A ce propos, il est sans doute nécessaire de s’arrêter aux interprétations de cet “épisode”, sur lesquelles reviennent avec pertinence Allal et Geisser, où il est notamment question d’éviter d’emprunter la voie d’interprétations culturalistes, incapables en tant que telles de rendre compte de la révolte de 2011 14 . Cette posture, adoptée par les journalistes et les hommes politiques européens, débouche sur une interprétation des événements en termes « spontanéiste » et « conspirationniste » ; registre recoupant du reste celui, tout aussi prégnant, des chercheurs qui recourent dans leur explication, aux catégories de « tunisianité », « censée véhiculer les valeurs de la modération, de la négociation et du compromis, aboutissant à créer le mythe de la « révolution du jasmin » »(Allal et Geisser, 2011 : 63).
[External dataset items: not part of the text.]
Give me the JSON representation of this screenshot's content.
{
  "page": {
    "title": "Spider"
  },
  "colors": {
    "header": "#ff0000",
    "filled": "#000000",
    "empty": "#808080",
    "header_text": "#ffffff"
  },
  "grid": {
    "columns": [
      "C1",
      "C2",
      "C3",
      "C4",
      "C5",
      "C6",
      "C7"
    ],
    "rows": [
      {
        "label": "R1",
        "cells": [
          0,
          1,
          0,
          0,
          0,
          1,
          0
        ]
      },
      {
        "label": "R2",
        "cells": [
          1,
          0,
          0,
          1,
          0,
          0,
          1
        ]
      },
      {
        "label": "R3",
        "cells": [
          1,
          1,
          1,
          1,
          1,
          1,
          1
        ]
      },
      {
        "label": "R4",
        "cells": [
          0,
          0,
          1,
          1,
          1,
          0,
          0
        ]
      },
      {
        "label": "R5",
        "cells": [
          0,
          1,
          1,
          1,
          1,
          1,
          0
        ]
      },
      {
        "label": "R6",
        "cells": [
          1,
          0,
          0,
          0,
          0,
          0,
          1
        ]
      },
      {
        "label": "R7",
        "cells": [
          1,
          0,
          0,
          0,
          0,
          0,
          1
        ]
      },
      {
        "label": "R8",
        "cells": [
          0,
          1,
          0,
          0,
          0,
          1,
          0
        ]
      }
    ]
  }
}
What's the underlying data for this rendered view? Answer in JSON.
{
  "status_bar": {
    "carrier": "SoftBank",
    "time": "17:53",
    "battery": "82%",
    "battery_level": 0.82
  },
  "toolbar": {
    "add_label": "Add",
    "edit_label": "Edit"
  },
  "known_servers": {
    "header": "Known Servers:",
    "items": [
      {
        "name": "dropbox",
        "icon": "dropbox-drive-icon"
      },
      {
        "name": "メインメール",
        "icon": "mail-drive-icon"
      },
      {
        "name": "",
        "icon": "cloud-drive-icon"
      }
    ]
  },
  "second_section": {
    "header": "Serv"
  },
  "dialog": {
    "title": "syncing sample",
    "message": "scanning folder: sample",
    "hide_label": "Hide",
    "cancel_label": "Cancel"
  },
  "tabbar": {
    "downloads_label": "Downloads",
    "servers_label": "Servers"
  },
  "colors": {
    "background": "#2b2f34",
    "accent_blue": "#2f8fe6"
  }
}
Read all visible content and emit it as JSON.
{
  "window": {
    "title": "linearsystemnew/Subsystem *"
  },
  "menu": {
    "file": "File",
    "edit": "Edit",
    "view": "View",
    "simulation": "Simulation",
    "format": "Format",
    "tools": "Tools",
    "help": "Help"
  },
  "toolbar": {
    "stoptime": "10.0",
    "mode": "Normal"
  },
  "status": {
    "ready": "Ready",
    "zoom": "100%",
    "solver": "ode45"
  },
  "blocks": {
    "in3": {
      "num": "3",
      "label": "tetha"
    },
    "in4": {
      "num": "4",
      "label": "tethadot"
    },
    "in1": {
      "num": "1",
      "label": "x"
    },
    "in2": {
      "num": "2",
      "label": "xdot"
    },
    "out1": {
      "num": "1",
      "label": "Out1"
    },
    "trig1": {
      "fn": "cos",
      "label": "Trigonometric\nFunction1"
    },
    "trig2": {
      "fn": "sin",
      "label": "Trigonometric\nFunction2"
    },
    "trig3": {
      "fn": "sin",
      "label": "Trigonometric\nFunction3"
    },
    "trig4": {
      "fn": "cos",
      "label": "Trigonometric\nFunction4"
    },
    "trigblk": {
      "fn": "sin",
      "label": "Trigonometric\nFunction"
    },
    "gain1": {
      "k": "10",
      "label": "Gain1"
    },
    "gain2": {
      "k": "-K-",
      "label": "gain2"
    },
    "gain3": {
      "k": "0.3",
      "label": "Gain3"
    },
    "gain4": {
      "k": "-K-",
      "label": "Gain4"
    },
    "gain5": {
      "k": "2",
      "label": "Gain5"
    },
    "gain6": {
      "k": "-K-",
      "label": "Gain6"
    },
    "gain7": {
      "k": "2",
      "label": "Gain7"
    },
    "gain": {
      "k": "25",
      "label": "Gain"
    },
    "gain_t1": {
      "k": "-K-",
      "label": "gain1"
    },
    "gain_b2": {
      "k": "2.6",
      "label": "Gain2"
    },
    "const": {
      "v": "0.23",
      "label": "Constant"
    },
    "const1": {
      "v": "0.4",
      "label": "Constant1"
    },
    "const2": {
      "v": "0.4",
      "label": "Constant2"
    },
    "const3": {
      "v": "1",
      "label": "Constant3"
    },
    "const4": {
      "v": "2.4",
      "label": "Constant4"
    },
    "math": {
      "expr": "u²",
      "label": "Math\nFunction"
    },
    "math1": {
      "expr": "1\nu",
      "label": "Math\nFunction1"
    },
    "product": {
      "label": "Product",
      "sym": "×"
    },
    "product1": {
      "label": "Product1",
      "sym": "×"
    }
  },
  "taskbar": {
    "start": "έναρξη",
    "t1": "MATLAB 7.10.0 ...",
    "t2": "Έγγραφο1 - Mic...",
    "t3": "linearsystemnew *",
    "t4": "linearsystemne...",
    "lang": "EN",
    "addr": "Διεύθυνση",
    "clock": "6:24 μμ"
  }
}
Certes, il n’est pas question de nier la part de pertinence que ces approches peuvent comporter, mais il est tout de même permis de se demander si elles n’ont pas tendance à occulter l’existence de formes de désaccords, de résistance et de contre-conduites par rapport à l’ordre établi qui ont toujours marqué la vie sociale. Bien qu’elles soient souvent cantonnées dans la sphère privée (Hibou, 2006 : 250–251), elles n’en faisaient pas moins, parfois, irruption sur la scène publique, contribuant alors aux mouvements de protestation, dont celui de 2011 jusque-là inégalé par son ampleur. De surcroît, il est difficile de ne pas considérer que certaines pratiques tels que les sit-in, marches, voire manifestations et affrontements qui sont la face apparente de cette résistance sont étrangères à cette « accélération de l’histoire », moment où survient l’impensé, même si l’on doit concéder que leur « caractère imprévisible » était évident. Pour autant cela ne signifie pas que celles-ci apparaissent dans un vide social et politique » (Hmed, 2012 : 3) 15 .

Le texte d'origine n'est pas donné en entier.